Mısır hiyerogliflerinin, Kalde çivi yazısının, Maya tabletlerinin, Sanskritçe yazıtların, Çince'nin alfabetik karakterleri, bazı takımyıldızlarının biçimini taşımaktaydı. Bin yıllar içinden uzanıp bize gelen Kadim Astrolojinin de kullandığı genel üç çemberi, merkezi yıldız çemberi, hareketli yıldızlar çemberi, sabit yıldızlar çemberi, gezegenler adını verdiğimiz yedi hareketli yıldız, Zodyak dediğimiz on iki sabit burç… Bunların her biri hiyerogliftik işaretlerle simgelenmiş ve bu, MÖ. 500’lerde Babil Okulları tarafından egzoterik yani dışrak olarak aktarılmıştı.
Astroloji, alşimi, mitoloji, ak maji ve Kutsal kitap mitoslarının sembollerini çözmek yani anahtarlarını verimli tarzda çözmek için astrolojinin temel unsurlarını iyi bilmek gerekir. Kepler, Galileo, Kopernikus, Tyço Brahe, Newton’un astrolog olmaları bir rastlantı değildir. Carl Gustave Yung, Stanislav Grof, Papus, Blavatsky, Gurdcief gibi dünya çapında ünlü astronom, psikolog ve gizli bilimcilerin,okültistlerin hemen hemen hepsi mutlaka astroloji ile ilgilenmişler ve bu olgunun temel esaslarını iyi öğrenmişlerdir.
“Güneş, güneş alemin (sisteminin) merkezidir ve beyni görülen güneşin arkasında gizlidir. Buradan duyu, büyük bedenin bütün sinir merkezlerine ışınlanır. Hayat enerjisinin dalgaları her bir damarın içine akar... Gezegenler onun uzuvları ve nabızlarıdır." H.P. Blavatsky Tüm ciddi araştırmacıların, astrologların kullandığı teknik ve terimleri tanıması çok yararlıdır. Astrolojiyi gezegenlerle bütünselleştirmek ve bunlara çağdaş astronominin bazı verilerini uygulamak, inanın ki bir psikologun da çok işine yarar, bir matematikçinin de…
Astrolojiyi bilmek isteyenlerin eski ya da modern Hermetiklerin derin çalışmalarının araştırılmasında küçük bir girişe gerek var diye düşündük… Kadim/ezoterik astrolojiyi kavramak için Hermetizm ve Hermetik Öğreti kavramlarının da ne anlama geldiğini kısaca bilmemiz gerekiyor. Hermetizm kavramı, Eski Mısır inancındaki tanrılardan biri olan "Thoth"un Yunanca'daki karşılığı olan "Hermes" kelimesinden gelir.

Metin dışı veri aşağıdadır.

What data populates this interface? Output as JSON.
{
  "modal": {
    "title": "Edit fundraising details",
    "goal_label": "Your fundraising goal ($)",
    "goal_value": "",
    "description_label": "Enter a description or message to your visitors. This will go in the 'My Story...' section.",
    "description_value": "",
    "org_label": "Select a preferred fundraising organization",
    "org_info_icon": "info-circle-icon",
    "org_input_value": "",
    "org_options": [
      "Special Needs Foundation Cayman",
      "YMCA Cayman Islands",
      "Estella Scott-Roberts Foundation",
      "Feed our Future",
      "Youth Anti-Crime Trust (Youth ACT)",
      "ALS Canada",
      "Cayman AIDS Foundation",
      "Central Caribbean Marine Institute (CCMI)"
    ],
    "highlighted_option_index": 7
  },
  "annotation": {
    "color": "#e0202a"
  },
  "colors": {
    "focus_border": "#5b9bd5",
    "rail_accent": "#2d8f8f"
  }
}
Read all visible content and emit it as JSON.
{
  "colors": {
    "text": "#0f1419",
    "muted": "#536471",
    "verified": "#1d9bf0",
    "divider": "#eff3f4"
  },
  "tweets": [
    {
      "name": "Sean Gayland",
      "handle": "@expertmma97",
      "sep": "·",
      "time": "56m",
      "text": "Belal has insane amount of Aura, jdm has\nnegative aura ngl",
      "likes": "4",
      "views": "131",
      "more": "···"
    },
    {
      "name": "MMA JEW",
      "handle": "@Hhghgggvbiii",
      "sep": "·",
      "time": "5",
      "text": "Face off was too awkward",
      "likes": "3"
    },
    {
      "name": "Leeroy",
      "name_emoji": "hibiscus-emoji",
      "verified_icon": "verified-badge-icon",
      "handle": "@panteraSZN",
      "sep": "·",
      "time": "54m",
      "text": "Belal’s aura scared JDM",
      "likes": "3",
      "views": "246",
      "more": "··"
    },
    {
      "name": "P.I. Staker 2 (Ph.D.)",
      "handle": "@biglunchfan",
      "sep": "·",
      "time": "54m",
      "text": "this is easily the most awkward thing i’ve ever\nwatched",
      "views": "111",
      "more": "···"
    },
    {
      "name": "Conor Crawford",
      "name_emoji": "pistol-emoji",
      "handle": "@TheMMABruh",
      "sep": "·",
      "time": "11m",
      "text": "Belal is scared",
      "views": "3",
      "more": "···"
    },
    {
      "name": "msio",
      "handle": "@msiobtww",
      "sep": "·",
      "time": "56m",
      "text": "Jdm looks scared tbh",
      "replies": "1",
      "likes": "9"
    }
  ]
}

Bir başka deyişle Hermetizm, Eski Mısır felsefesinin Eski Yunan'daki karşılığıdır. Eski Mısır'daki Hermes Öğretisi tamamen ezoterik ve inisiyatik bir öğretiydi. Yine eski Mısır'dan kökünü alan İskenderiye Okulu ve eski Yunan'dan çıkan Yeni Platonculuk gibi felsefi öğreti ve düşün sistemlerinin kuruluş biçimi, öğretiyi sunuş şekilleri ve düşünce yanları için de hermetiktir diyebiliriz. Hermetik öğretinin kökenleri Mu ve Atlantis inisiyelerine kadar uzanır. İlk Mu kökenli ezoterik ve tradisyonel bilgiler zamanlar içinde, özünü bozmadan, belli bir koruma altında yani hermetik/ezoterik etkisini kaybetmeden Eski Mısır’a kadar gelmiştir. Kuzey Mısır, Hermes döneminden, Firavun Menes dönemine kadar (M.Ö. 5.000) Hermetik rahipler tarafından yönetildi. Daha sonraları İdris Peygamber olarak tek tanrılı dinlerin efsanelerine giren Hermes'e Yunanlılar, aynı zamanda hem kral, hem büyük rahip, hem de din kurucu olması nedeniyle, üç defa büyük anlamına gelen "trismegistus" sıfatını layık gördüler.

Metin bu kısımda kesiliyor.